Google’s Search team has recently debunked the myth surrounding the concept of a ‘crawl budget.’ Traditionally, many SEO professionals believed that search engines could only crawl a limited number of search pages per day. As a result, many people tried to keep their sites within a certain page limit to maximise their indexation.
However, Gary Illyes, Google Analyst, has suggested that the amount of crawling on your search pages directly correlates to how worthwhile the scheduler considers your content. He also implies that higher ‘search demand’ which likely means search query demand, leads to more crawling. This makes sense as Google would have less reason to crawl low search volume keywords and reallocate crawling capacity to keywords that are in high demand.
Although this doesn’t directly answer the question, it suggests that site quality is the key factor to ensure your pages are getting crawled and indexed efficiently.

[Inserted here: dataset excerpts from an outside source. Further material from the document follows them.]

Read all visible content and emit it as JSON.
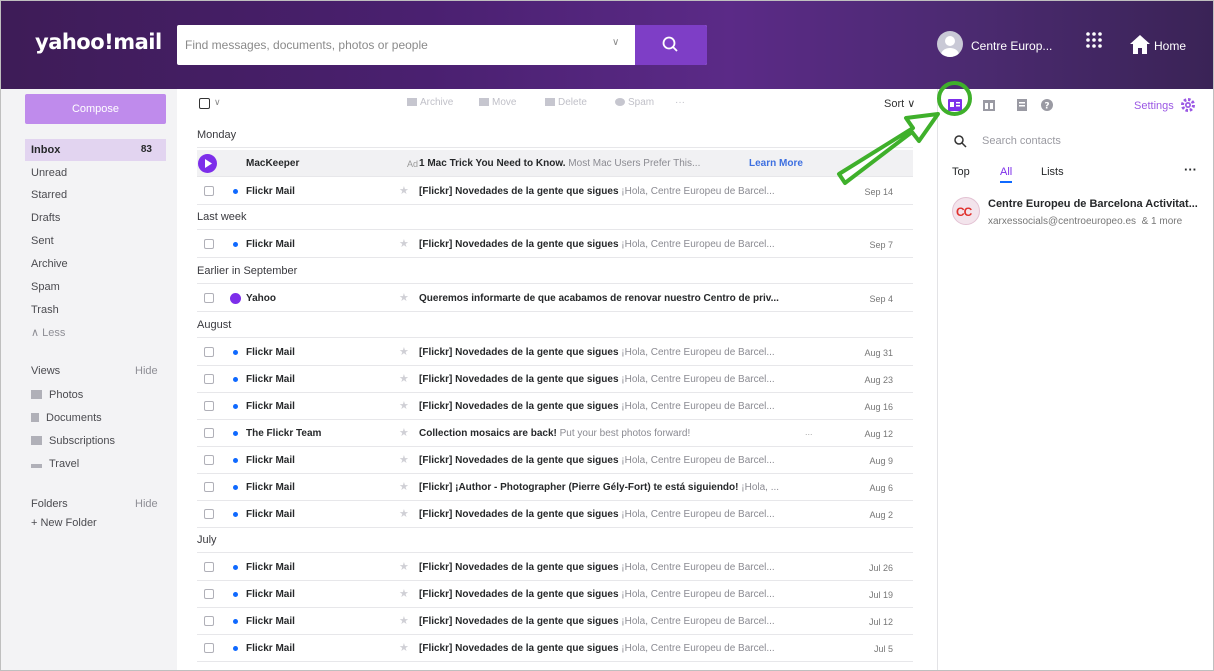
{
  "header": {
    "logo": "yahoo!mail",
    "search_placeholder": "Find messages, documents, photos or people",
    "account_name": "Centre Europ...",
    "home_label": "Home"
  },
  "sidebar": {
    "compose_label": "Compose",
    "folders": [
      {
        "label": "Inbox",
        "count": "83"
      },
      {
        "label": "Unread"
      },
      {
        "label": "Starred"
      },
      {
        "label": "Drafts"
      },
      {
        "label": "Sent"
      },
      {
        "label": "Archive"
      },
      {
        "label": "Spam"
      },
      {
        "label": "Trash"
      },
      {
        "label": "∧ Less"
      }
    ],
    "views_label": "Views",
    "views_hide": "Hide",
    "views": [
      {
        "label": "Photos",
        "icon": "photos-icon"
      },
      {
        "label": "Documents",
        "icon": "documents-icon"
      },
      {
        "label": "Subscriptions",
        "icon": "subscriptions-icon"
      },
      {
        "label": "Travel",
        "icon": "travel-icon"
      }
    ],
    "folders_label": "Folders",
    "folders_hide": "Hide",
    "new_folder": "+ New Folder"
  },
  "toolbar": {
    "archive": "Archive",
    "move": "Move",
    "delete": "Delete",
    "spam": "Spam",
    "more": "···",
    "sort": "Sort ∨"
  },
  "list": {
    "groups": {
      "monday": "Monday",
      "last_week": "Last week",
      "earlier_september": "Earlier in September",
      "august": "August",
      "july": "July"
    },
    "ad": {
      "sender": "MacKeeper",
      "tag": "Ad",
      "subject": "1 Mac Trick You Need to Know.",
      "preview": "Most Mac Users Prefer This...",
      "cta": "Learn More"
    },
    "messages": [
      {
        "sender": "Flickr Mail",
        "subject": "[Flickr] Novedades de la gente que sigues",
        "preview": "¡Hola, Centre Europeu de Barcel...",
        "date": "Sep 14"
      },
      {
        "sender": "Flickr Mail",
        "subject": "[Flickr] Novedades de la gente que sigues",
        "preview": "¡Hola, Centre Europeu de Barcel...",
        "date": "Sep 7"
      },
      {
        "sender": "Yahoo",
        "subject": "Queremos informarte de que acabamos de renovar nuestro Centro de priv...",
        "preview": "",
        "date": "Sep 4"
      },
      {
        "sender": "Flickr Mail",
        "subject": "[Flickr] Novedades de la gente que sigues",
        "preview": "¡Hola, Centre Europeu de Barcel...",
        "date": "Aug 31"
      },
      {
        "sender": "Flickr Mail",
        "subject": "[Flickr] Novedades de la gente que sigues",
        "preview": "¡Hola, Centre Europeu de Barcel...",
        "date": "Aug 23"
      },
      {
        "sender": "Flickr Mail",
        "subject": "[Flickr] Novedades de la gente que sigues",
        "preview": "¡Hola, Centre Europeu de Barcel...",
        "date": "Aug 16"
      },
      {
        "sender": "The Flickr Team",
        "subject": "Collection mosaics are back!",
        "preview": "Put your best photos forward!",
        "extra": "...",
        "date": "Aug 12"
      },
      {
        "sender": "Flickr Mail",
        "subject": "[Flickr] Novedades de la gente que sigues",
        "preview": "¡Hola, Centre Europeu de Barcel...",
        "date": "Aug 9"
      },
      {
        "sender": "Flickr Mail",
        "subject": "[Flickr] ¡Author - Photographer (Pierre Gély-Fort) te está siguiendo!",
        "preview": "¡Hola, ...",
        "date": "Aug 6"
      },
      {
        "sender": "Flickr Mail",
        "subject": "[Flickr] Novedades de la gente que sigues",
        "preview": "¡Hola, Centre Europeu de Barcel...",
        "date": "Aug 2"
      },
      {
        "sender": "Flickr Mail",
        "subject": "[Flickr] Novedades de la gente que sigues",
        "preview": "¡Hola, Centre Europeu de Barcel...",
        "date": "Jul 26"
      },
      {
        "sender": "Flickr Mail",
        "subject": "[Flickr] Novedades de la gente que sigues",
        "preview": "¡Hola, Centre Europeu de Barcel...",
        "date": "Jul 19"
      },
      {
        "sender": "Flickr Mail",
        "subject": "[Flickr] Novedades de la gente que sigues",
        "preview": "¡Hola, Centre Europeu de Barcel...",
        "date": "Jul 12"
      },
      {
        "sender": "Flickr Mail",
        "subject": "[Flickr] Novedades de la gente que sigues",
        "preview": "¡Hola, Centre Europeu de Barcel...",
        "date": "Jul 5"
      }
    ]
  },
  "contacts": {
    "settings": "Settings",
    "search_placeholder": "Search contacts",
    "tabs": {
      "top": "Top",
      "all": "All",
      "lists": "Lists"
    },
    "more": "···",
    "contact": {
      "initials": "CC",
      "name": "Centre Europeu de Barcelona Activitat...",
      "email": "xarxessocials@centroeuropeo.es",
      "count": "& 1 more"
    }
  },
  "colors": {
    "header_gradient": "#4a2070",
    "accent": "#7d2eea",
    "compose": "#bf8bec",
    "unread_dot": "#0f69ff",
    "annotation": "#3fb02b"
  }
}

As such, given that crawling is highly dynamic rather than fixed, site owners should prioritise quality, relevance, and user experience.
In simple terms, concentrating on the following will likely enhance the crawlability of your website:
- Creating informative and relevant content for your target audience. This can be done by targeting specific, long-tailed keywords on blogs and branded and informational keywords on core pages.
- Regularly updating content to reflect the latest data and trends. This ensures Google perceives your content as relevant and this repurposing will prove efficient compared to opting for new content creation.
- Resorting to natural backlinks from reputable sources. Links are a key ranking factor, and link spam algorithms will sniff out manipulative unnatural backlinks.